La Baraque
Habiter, c’est une priorité, une urgence, un besoin, une évidence. Chacun achète, construit, clôture, s’isole. On veut du grand, du beau, du solide.
Habiter, cela va de soi. Pas pour tout le monde…
Au début des années 80, des étudiants se sont posés la question: habiter, oui; mais où, comment et avec qui ? Ils se sont ré-approprié le geste primitif d’occuper une terre vierge et d’auto-construire. Ils ont choisi un mode de vie collectif: ils sont responsables de tout, ensemble. Ils ont construit des petites maisons en bois, en verre, en terre-paille, ils ont installé des roulottes colorées, dessiné des sentiers, sous le regard tolérant mais fragile des pouvoirs publics et de l’université.
Ils sont tous sédentaires. Certains artistes, d’autres jeunes cadres dynamiques. Ils vivent seuls, en couple ou en famille. L’habitat se veut léger, sobre, écologique. Le confort est simple et chaleureux. Ils jardinent et mangent bio, se chauffent au bois et recyclent leur toilette sèche. Dans « le Jardin », « le Talus » ou « les Bulles », il n’y a ni voiture, ni clôture. « On prend le temps de voir son voisin. Je sors de chez moi et je suis chez l’autre » me dit Zuzana. Le poids de cette liberté, c’est de s’entendre. Les conflits sont classiques, comme dans tout quartier. Il n’y a pas de règles écrites. Une décision est jugée bonne lorsque que tout le monde la trouve…bonne. Cet art du dialogue et du consensus demande un certain savoir-faire : savoir ce que l’on veut, pouvoir le dire et pouvoir entendre les besoins des autres. Quarante ans plus tard, cela fonctionne encore. Certains sont partis, d’autres sont arrivés. Ils sont aujourd’hui cent-vingt, posés discrètement, encerclés par la forte pression urbanistique d’une ville en croissance.

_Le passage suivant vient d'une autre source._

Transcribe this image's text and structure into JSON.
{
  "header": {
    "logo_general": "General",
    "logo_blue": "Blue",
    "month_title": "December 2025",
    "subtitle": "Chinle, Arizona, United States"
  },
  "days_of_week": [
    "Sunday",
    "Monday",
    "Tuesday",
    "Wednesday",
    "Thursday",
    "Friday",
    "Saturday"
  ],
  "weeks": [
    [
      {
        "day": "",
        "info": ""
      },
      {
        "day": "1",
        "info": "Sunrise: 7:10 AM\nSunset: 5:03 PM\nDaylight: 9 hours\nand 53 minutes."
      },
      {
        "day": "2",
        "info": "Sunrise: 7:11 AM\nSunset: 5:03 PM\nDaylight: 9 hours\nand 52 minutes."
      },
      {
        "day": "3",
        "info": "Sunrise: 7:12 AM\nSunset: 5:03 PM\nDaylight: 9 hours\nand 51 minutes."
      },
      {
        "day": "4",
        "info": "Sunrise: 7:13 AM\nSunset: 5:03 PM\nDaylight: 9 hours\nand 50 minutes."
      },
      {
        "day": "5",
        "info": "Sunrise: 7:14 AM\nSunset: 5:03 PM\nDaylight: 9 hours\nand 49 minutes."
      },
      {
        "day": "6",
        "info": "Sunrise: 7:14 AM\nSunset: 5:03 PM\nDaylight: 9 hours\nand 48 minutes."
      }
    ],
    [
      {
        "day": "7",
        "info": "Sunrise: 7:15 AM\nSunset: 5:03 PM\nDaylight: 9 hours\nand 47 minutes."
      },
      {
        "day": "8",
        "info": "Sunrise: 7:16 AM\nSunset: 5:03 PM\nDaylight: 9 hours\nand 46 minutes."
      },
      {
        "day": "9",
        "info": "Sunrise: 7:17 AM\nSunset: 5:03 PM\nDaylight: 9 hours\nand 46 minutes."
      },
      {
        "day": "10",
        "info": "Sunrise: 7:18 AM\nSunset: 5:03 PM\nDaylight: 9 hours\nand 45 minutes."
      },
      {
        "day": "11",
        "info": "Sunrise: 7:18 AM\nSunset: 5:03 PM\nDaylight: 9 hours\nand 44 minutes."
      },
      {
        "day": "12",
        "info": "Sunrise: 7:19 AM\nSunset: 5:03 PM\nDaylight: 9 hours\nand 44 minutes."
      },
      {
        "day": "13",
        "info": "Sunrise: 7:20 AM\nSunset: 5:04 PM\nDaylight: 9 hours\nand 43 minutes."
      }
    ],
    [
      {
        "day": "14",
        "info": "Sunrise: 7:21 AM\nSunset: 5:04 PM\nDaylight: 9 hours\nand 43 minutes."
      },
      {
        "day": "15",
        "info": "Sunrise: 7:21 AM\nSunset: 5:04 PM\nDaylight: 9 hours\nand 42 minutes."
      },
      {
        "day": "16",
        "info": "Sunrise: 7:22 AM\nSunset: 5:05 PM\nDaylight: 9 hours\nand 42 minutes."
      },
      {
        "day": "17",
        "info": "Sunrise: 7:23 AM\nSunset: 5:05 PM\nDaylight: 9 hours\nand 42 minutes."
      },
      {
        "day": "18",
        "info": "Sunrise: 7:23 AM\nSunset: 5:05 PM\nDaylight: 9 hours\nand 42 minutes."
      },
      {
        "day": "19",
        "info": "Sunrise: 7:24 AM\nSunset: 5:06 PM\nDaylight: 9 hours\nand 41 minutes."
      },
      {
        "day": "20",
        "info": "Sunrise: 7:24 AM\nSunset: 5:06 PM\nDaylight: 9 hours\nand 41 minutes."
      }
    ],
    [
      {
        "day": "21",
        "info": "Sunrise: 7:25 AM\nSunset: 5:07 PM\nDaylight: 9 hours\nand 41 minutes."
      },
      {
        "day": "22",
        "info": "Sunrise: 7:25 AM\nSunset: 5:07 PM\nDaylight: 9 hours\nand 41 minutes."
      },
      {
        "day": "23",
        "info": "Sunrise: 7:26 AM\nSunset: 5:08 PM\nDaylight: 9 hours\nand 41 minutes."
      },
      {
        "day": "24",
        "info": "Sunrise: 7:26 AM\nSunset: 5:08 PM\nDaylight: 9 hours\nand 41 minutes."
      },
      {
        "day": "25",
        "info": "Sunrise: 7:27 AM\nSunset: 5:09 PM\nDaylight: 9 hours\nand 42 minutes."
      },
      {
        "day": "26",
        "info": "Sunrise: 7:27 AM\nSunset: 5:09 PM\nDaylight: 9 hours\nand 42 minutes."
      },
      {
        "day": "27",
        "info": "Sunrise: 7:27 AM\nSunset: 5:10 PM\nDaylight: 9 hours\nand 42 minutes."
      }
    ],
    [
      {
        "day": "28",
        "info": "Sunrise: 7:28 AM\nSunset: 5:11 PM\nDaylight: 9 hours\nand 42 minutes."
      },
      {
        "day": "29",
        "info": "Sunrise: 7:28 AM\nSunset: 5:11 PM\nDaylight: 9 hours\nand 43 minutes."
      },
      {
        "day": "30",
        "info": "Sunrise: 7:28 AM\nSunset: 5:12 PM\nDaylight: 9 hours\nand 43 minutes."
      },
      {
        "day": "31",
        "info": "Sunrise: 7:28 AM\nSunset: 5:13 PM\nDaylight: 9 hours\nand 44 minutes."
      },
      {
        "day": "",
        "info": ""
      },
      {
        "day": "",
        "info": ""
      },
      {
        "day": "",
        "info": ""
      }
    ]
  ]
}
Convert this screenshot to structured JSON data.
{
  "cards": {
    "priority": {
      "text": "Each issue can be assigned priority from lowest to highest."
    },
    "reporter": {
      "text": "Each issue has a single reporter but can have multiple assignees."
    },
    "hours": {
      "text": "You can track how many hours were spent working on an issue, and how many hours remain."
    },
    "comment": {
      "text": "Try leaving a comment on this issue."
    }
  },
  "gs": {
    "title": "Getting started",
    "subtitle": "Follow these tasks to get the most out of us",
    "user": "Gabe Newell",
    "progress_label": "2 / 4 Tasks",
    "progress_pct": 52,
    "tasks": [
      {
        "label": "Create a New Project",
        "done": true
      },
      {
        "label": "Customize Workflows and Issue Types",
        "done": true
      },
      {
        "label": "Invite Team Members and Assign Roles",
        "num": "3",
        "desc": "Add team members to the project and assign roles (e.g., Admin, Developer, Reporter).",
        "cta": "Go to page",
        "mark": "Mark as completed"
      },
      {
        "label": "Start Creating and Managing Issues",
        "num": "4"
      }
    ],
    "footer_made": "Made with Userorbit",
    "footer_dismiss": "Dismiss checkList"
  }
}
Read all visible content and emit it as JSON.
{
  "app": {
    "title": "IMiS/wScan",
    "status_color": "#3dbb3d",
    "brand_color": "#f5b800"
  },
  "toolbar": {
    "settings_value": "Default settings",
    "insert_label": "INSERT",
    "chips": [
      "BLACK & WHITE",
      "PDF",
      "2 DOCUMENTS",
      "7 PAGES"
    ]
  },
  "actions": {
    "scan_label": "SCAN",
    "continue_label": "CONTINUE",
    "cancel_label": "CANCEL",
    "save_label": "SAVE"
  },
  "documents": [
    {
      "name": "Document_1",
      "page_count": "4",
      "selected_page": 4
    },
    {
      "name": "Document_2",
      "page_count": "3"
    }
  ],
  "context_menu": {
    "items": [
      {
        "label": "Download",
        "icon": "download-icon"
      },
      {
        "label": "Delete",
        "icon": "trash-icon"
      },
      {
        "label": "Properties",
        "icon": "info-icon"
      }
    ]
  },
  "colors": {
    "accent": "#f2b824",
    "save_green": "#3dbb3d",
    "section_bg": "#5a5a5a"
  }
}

Zuzana a quitté sa République Tchèque et s’est installée par amour il y a onze ans dans une jolie roulotte aux parfums d’encens et de thé vert. Aujourd’hui elle y vit seule et a repris des études en cinéma d’animation. « Vivre au quartier m’a permis de me recentrer, de me former. J’y ai trouvé une deuxième famille».
« Vivre en roulotte, c’est sentir la pluie, le soleil ou le vent. La nature en nous un peu plus proche, un désir de vie commune, moins de besoins, mois de surplus, revenir à l’essentiel. Moins d’espace, mais une vie intérieure qui voyage avec les nuages. Et surtout vivre dans un quartier qui réfléchit à un habitat léger mais immortel où le dialogue est aussi vital qu’un soupir, et qui vit justement autrement. » Juliette et Ludovic
Boris et Sandra ont acheminé le « 138B Charleroi-Florennes » pour un arrêt définitif au milieu du « Jardin ». Ils ont construit l’annexe en terre-paille lorsque la famille s’est agrandie.
Olivier vit dans l’un des bulles géodésiques du quartier. Sa bulle est son espace, à la fois chambre et bureau. Il partage repas, soirées, concerts et discussions avec les membres du collectif dans la grande bulle commune. “Habiter dans une bulle c’est être plus libre. On s’organise ensemble malgré nos fortes différences. De manière responsable, éclairée. C’est un mode de vie respectueux, tolérant et anarchique. Je n’ai pas besoin d’un système qui m’enferme et me dicte ma façon de vivre. Je sais ce que j’ai à faire pour moi-même et les autres. Et je le fais quand c’est mon moment.“
Mon projet photographique est le fruit des rencontres simples au hasard des mes promenades à la Baraque depuis 2011. C’est un dialogue noué avec des familles qui ont partagé leur quotidien et leur intimité. C’est un regard sur un lieu qui change de couleur et qui évolue au fil des saisons. Mais également un regard citoyen sur ce groupement alternatif qui lutte contre la spéculation immobilière. L’expropriation et l’abattage récents de maisons, de roulottes et d’arbres centenaires ont violement modifiés le paysage et l’organisation du quartier. Les pelleteuses des promoteurs sont en action en vue de construire un gigantesque parking et d’étendre la dalle en béton de la ville piétonne sur laquelle viendront s’empiler 600 logements de standing et commerces. Un projet ambitieux et juteux à la lisière de ce quartier unique qui a su préserver ses utopies et qui vient de fêter ses 40 printemps.